Fossils may provide tantalizing clues to human history but they also lack some vital information, such as revealing which pieces of human DNA have been favored by evolution because they confer beneficial traits - resistance to infection or the ability to digest milk, for example. These signs can only be revealed through genetic studies of modern humans and other related species, though the task has proven difficult.
Now, in a paper appearing in the January 7 edition of Science Express, researchers describe a method for pinpointing these preferred regions within the human genome that offers greater precision and resolution than ever before, and the possibility of deeply understanding both our genetic past and present.
"It's clear that positive natural selection has been a critical force in shaping the human genome, but there are remarkably few examples that have been clearly identified," said senior author Pardis Sabeti, an associate member of the Broad Institute of Harvard and MIT and an assistant professor of organismic and evolutionary biology at Harvard University. "The method we've developed makes it possible to zero in on individual genes as well as the specific changes within them that are driving important evolutionary changes."

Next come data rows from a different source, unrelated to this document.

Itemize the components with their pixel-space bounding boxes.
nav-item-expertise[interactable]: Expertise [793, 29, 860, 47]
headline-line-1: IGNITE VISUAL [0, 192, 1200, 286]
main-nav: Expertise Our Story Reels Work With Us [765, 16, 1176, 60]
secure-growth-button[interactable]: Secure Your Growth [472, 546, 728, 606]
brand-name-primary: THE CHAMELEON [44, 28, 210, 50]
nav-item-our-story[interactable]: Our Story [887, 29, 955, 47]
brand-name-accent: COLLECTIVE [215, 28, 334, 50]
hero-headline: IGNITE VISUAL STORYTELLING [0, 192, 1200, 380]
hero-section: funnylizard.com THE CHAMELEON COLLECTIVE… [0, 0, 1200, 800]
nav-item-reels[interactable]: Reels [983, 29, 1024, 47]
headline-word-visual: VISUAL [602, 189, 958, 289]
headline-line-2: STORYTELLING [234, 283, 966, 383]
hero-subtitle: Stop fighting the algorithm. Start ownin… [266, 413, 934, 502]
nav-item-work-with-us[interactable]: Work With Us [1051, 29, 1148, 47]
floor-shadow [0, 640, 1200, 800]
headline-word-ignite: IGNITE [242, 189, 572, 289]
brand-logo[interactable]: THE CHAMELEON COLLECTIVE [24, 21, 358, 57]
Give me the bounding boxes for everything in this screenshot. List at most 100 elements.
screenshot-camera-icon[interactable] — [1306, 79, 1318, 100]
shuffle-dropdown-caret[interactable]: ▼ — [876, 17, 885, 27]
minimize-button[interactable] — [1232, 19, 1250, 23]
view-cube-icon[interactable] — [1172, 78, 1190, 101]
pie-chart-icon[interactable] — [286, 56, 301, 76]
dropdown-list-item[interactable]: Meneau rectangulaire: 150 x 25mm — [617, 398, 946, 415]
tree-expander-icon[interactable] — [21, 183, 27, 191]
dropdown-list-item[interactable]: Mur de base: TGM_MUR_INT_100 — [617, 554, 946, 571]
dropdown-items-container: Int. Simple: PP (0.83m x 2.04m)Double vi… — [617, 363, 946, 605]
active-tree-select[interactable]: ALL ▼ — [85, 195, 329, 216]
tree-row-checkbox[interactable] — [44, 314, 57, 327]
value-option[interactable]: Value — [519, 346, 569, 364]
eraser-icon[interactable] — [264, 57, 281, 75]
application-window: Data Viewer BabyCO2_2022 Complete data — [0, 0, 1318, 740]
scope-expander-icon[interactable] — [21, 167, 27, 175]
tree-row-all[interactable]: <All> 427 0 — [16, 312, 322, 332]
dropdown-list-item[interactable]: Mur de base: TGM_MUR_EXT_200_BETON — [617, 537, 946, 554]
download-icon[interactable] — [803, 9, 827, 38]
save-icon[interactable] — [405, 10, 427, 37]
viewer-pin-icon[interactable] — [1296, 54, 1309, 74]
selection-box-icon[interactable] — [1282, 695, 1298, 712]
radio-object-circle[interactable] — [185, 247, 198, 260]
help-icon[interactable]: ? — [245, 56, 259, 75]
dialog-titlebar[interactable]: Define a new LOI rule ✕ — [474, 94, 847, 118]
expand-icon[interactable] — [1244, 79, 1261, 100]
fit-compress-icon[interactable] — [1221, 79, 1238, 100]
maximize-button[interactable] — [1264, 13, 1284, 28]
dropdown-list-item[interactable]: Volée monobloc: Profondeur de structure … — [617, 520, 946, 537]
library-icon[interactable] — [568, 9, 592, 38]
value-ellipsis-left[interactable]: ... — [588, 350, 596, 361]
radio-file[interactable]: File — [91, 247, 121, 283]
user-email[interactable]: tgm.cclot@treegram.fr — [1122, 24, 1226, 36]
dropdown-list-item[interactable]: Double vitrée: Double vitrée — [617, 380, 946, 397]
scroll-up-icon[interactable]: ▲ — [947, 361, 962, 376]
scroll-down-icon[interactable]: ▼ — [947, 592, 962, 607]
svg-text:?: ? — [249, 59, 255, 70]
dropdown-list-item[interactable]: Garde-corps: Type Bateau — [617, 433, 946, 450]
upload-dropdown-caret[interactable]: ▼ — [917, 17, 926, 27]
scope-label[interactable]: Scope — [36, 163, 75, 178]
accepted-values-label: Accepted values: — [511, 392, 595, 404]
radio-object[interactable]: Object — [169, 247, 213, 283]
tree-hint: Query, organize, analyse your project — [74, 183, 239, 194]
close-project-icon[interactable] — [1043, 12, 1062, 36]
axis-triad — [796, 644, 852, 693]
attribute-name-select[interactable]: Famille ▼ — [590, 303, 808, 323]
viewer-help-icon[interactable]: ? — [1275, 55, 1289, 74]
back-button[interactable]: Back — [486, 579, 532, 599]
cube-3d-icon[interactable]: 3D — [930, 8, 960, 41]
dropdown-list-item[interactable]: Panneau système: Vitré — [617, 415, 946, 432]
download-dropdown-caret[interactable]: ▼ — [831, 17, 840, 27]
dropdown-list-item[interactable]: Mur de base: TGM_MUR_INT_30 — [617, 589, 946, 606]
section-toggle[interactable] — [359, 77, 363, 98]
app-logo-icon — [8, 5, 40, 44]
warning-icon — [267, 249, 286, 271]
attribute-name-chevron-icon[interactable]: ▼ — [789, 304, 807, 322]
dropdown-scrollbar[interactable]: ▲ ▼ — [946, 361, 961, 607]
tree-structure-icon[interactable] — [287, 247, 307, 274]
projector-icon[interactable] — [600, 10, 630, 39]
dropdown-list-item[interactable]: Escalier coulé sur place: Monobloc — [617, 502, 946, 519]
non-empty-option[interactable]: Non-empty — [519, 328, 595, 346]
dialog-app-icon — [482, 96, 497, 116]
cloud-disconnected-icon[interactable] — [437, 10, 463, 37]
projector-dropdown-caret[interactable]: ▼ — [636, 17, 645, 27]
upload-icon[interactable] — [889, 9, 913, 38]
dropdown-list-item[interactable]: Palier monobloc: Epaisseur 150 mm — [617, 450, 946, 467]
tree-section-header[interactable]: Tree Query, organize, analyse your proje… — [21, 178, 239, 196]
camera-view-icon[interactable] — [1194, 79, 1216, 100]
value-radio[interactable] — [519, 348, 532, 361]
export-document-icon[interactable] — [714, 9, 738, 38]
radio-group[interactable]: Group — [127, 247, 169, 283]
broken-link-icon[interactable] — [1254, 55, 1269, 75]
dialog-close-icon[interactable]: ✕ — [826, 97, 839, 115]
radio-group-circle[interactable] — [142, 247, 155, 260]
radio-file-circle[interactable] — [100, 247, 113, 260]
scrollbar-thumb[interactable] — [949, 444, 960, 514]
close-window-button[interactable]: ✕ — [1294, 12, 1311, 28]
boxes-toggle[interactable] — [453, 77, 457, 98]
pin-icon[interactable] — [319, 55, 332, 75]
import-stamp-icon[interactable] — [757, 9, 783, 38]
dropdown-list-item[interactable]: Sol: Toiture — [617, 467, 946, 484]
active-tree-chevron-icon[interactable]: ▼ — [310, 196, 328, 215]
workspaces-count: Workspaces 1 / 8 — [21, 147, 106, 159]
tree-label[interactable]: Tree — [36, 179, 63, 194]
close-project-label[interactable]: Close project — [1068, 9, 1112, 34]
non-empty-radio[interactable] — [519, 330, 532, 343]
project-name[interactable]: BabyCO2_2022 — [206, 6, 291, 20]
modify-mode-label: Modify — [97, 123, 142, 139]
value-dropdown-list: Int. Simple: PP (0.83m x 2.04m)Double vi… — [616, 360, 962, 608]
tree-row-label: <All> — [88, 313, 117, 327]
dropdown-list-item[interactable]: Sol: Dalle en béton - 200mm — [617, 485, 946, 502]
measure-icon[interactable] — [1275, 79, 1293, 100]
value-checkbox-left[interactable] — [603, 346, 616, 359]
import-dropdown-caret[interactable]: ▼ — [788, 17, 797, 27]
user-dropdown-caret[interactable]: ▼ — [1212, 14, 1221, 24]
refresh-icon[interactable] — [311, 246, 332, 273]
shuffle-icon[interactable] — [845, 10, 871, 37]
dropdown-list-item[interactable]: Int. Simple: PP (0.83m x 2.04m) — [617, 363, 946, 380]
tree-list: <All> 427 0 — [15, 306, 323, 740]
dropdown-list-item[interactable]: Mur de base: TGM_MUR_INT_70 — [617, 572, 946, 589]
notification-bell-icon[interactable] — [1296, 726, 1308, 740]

Positive natural selection is a process in which advantageous traits become more common in a population. That is because these traits boost an individual's chances of survival and reproduction, so they are readily passed on to future generations. Identifying such traits - and the genes underlying them - is a cornerstone of current efforts to dissect the biological history of the human species as well as the diseases that threaten human health today.
"In the human genome, positive natural selection leaves behind very distinctive signals," said co-first author Sharon Grossman, a research assistant at Harvard University and the Broad Institute. Yet earlier methods for detecting these signals are limited, highlighting relatively large chunks of the genome that are hundreds of thousands to millions of genetic letters or "bases" in length, and that can contain many genes.
Of the hundreds of these large genomic regions thought to be under positive natural selection in humans, only a handful have so far been winnowed to a precise genetic change. "Finding the specific genetic changes that are under selection can be like looking for a needle in a haystack," said Grossman.
Sabeti, Grossman and their colleagues wondered if there might be a way to enhance this genomic search. Because existing methods for detecting natural selection each measure distinct genomic features, the researchers predicted that an approach that combines them together could yield even better results.
After some initial simulations to test their new method, the research team applied it to more than 180 regions of the human genome that are thought to be under recent positive selection, yet in most cases, the specific gene or genetic variant under selection is unknown.
The researchers' method, called "Composite of Multiple Signals" or CMS, enabled them to dramatically narrow the size of the candidate regions, reducing them from an average of eight genes per region to one. Moreover the number of candidate genetic changes was reduced from thousands to just a handful, helping the researchers tease out the needles from the haystack.